Sunday, May 22, 2005

American Model of Public Schools Needs to be Kept Intact

American public education makes for an easy target for America’s woes. How often do we hear or read that American schools are in shambles, that our kids are not learning, that rather large minority student achievement gaps exist, or that we are falling behind the world in education. There is some merit to these complaints and claims, but on the flip side, like most things, there is also some good that comes from our public schools. For instance, our top science and math students can and do hold their own in international competition (last year, for example, the U.S. Physics Team won in international competition), we have the highest worker productivity in the world, record numbers of students are taking AP exams in high school, and the U.S. has one of the highest literacy rates in the world .

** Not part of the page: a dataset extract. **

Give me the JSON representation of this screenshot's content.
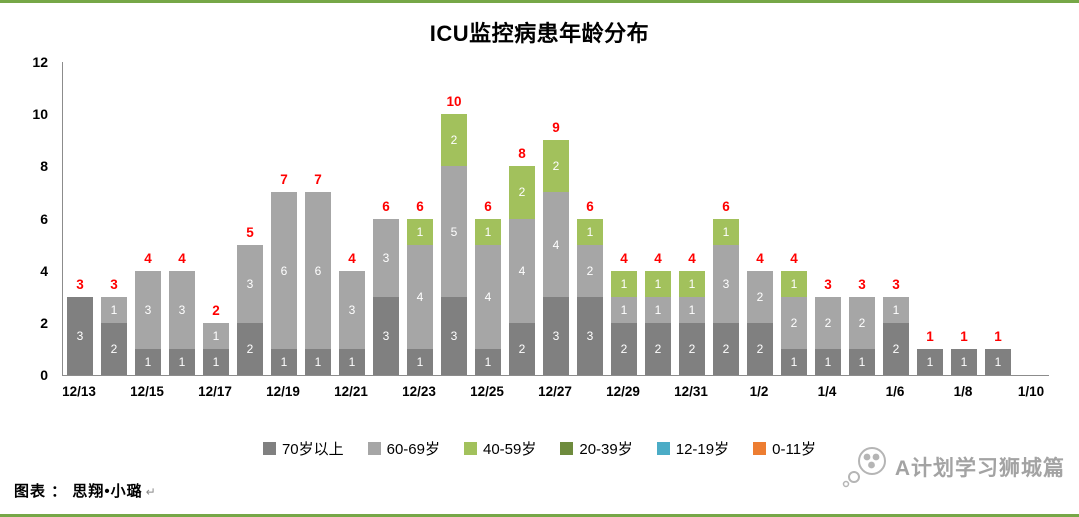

One aspect of our education system that is often overlooked is the amount of freedom students have, compared to students in other countries, to choose courses both in high school and college. Sure, there are graduation requirements in core subjects such as English, math, science, social studies and history. But there is also the choice of electives that we can take advantage of to pursue personal interests or to check out because of curiosity that forms a major strength of our education system. The U.S. does not presently require high-stakes testing that determines a career path or college choice. Even colleges look beyond SAT or ACT exams in a more portfolio-based admissions process.

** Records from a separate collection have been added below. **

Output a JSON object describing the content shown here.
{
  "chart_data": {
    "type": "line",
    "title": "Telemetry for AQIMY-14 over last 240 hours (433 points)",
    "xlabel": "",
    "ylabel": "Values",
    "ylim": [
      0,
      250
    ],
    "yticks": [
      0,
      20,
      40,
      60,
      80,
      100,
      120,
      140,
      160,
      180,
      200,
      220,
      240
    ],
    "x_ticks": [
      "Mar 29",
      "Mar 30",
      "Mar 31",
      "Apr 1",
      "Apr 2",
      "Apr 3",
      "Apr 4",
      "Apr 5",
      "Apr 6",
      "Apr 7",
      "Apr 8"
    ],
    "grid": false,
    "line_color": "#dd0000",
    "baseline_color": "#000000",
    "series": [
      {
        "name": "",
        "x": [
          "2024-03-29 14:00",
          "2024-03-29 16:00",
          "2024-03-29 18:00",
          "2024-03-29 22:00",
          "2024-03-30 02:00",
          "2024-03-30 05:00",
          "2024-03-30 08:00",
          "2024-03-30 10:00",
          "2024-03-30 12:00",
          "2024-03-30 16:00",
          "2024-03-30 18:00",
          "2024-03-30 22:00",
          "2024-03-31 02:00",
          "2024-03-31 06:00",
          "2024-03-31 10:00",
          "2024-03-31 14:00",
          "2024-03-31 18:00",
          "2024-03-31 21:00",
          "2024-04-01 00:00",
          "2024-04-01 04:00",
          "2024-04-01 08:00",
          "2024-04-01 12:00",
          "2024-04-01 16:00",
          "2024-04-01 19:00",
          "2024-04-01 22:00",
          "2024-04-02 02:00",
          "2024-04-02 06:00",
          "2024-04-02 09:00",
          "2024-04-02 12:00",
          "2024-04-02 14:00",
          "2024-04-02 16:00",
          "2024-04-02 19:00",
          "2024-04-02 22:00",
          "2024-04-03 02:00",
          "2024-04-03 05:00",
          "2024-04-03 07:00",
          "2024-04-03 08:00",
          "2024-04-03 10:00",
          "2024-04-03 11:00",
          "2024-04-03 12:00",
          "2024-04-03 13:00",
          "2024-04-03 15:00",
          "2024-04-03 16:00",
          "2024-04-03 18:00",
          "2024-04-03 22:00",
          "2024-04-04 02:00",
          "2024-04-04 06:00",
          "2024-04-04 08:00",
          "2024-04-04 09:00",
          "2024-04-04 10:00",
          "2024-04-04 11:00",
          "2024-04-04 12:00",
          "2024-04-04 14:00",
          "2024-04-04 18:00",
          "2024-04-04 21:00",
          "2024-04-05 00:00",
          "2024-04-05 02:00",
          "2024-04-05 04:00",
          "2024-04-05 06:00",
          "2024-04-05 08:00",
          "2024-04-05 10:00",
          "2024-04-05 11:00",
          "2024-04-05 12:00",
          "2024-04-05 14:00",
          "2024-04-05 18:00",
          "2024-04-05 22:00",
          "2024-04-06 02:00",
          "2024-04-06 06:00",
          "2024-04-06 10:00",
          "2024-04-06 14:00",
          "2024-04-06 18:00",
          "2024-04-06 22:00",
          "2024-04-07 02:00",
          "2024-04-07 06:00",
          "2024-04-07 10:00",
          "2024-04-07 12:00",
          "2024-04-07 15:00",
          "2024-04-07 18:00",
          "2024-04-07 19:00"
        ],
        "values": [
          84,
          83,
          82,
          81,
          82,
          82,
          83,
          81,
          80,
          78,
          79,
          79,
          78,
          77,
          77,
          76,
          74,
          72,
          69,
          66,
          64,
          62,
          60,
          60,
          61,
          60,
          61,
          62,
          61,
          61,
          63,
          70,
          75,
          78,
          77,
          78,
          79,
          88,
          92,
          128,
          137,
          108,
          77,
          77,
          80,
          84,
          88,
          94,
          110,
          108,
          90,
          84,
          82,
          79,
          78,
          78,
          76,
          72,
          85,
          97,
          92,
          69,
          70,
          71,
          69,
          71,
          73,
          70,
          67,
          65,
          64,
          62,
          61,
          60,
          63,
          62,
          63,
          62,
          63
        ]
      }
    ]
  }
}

This is not the case in other Western, industrialized nations or many Asian/Pacific nations, however. In Germany, for example, those students who will go on to the university are identified by the 4th grade year of school. The same type of national curriculum and/or exam and relatively early determination of the path an individual student is to take is done in Great Britain, France, Russia, Japan, China, Singapore, and others. The results of a single exam or impressions of academic ability at a relatively early age largely determine the future of children in those countries. As an educator, this educational model disturbs me because I have seen firsthand numerous examples of students who are highly intelligent, but have test anxiety or work slowly to ensure they are correct, and these types of students do not do as well as they should on standardized exams. I know of many other young scholars who simply did not mature intellectually until their junior or senior year of high school, or even later in college, and then they were well on their way to successful careers in technical fields. If the U.S. had a similar system in place as the other countries mentioned above, these bright minds may very well have been stuck in a lower tier school or career, and the talents and potential contributions to society they may have made would never have a chance to be realized.

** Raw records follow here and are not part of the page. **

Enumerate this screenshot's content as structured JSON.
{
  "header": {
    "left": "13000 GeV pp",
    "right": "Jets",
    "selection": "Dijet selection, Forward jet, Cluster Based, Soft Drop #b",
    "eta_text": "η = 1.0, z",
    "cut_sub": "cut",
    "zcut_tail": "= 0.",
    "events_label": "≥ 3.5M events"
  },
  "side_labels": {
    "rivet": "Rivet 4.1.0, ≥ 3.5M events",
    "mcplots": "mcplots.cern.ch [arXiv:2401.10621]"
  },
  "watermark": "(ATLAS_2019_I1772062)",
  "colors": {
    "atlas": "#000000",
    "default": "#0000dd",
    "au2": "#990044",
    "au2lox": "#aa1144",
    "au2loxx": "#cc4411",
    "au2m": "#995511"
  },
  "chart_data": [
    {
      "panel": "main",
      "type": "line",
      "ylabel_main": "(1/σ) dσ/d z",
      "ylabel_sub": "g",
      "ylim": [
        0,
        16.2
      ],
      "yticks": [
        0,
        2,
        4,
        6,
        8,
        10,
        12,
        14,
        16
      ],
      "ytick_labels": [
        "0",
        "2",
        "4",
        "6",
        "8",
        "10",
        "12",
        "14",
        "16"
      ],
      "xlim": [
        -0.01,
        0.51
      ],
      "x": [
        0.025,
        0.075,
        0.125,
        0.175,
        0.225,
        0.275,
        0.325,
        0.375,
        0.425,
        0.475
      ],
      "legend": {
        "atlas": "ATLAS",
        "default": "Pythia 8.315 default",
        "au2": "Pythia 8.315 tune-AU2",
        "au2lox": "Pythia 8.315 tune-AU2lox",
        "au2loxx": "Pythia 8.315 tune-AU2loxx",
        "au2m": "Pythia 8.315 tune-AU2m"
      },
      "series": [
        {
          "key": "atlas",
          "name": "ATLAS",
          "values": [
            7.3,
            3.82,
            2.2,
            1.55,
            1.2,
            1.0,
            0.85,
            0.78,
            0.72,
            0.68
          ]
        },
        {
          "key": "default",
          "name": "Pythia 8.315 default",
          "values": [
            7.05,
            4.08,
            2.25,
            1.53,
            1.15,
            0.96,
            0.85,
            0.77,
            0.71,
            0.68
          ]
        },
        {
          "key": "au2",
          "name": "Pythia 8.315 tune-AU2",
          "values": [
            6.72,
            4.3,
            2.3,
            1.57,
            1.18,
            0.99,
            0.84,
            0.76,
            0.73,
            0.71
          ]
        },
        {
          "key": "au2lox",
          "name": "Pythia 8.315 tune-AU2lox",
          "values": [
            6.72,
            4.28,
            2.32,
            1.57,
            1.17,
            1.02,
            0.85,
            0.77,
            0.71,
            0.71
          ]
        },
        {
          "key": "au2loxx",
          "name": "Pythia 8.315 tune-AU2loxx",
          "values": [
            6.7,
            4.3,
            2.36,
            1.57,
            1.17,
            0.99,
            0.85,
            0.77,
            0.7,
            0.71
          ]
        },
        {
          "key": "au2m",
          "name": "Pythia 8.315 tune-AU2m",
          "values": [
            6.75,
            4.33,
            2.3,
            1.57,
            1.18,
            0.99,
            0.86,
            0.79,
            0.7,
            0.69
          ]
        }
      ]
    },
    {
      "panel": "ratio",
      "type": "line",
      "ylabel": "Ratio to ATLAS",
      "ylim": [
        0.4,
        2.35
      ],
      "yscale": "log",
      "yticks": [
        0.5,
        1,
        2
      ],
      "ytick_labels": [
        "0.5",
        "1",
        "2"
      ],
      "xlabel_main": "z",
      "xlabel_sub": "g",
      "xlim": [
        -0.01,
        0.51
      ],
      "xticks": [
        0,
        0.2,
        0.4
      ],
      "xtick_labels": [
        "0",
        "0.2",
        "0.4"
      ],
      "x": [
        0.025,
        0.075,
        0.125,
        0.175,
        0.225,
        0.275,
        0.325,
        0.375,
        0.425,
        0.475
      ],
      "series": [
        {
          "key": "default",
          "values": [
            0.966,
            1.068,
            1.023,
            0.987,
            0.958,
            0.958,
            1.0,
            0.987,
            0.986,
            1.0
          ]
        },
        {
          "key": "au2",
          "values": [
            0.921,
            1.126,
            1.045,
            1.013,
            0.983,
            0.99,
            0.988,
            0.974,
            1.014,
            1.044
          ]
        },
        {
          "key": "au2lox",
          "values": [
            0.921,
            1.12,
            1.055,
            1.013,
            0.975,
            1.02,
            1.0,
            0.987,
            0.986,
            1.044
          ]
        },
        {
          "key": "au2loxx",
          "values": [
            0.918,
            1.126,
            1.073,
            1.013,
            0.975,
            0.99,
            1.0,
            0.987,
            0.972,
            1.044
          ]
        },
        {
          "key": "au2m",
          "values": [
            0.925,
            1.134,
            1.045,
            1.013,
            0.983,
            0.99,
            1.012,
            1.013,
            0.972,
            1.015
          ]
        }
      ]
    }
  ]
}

With the high-stakes testing brought about by the No Child Left Behind (NCLB) law, I do have fears of a national testing system that parallels much of Europe and Asia. Whether or not this is part of the right’s agenda, I know it would be a terrible mistake to edge closer to those other models. We need academic freedom for all students, so they may discover and learn about the areas of study they love and are competent in, even if it takes one a little longer than the average. The Harvard educator Howard Gardner developed the theory of multiple intelligences back in 1983, and I am a firm believer in the concept behind his theory (although I would replace the word ‘intelligence’ with ‘competency’). Whatever the language, I think each of us knows we have certain strengths in some subjects and are noticeably weaker in other areas of study. But in the U.S. we have a chance to be exposed to all areas of study throughout our school years. We have the freedom to choose whether we pursue the sciences, math, languages, athletics, the arts, or other non-academic paths after high school. We discover what our ‘intelligences’ are and then pursue them, or perhaps even work and gain experience in other areas we are weaker in. Many nations do not allow their students these same options, at least not to the same extent as American students. In my mind the American public education model, even with the obvious problems that exist, has played a significant and overlooked role in our development as a superpower, because individuals choose what paths they take rather than the state, based on some exam result (it is interesting to note that the Brits, as of this year, are beginning to allow more personalization and breadth in their high school equivalent grades, as stated in an Education White Paper, perhaps influenced by the American model). Maintaining and strengthening our public education system is therefore vital to the future of the U.S. Without it and the academic freedom built into the system, I am convinced we will run the risk of losing our status and place as a global leader.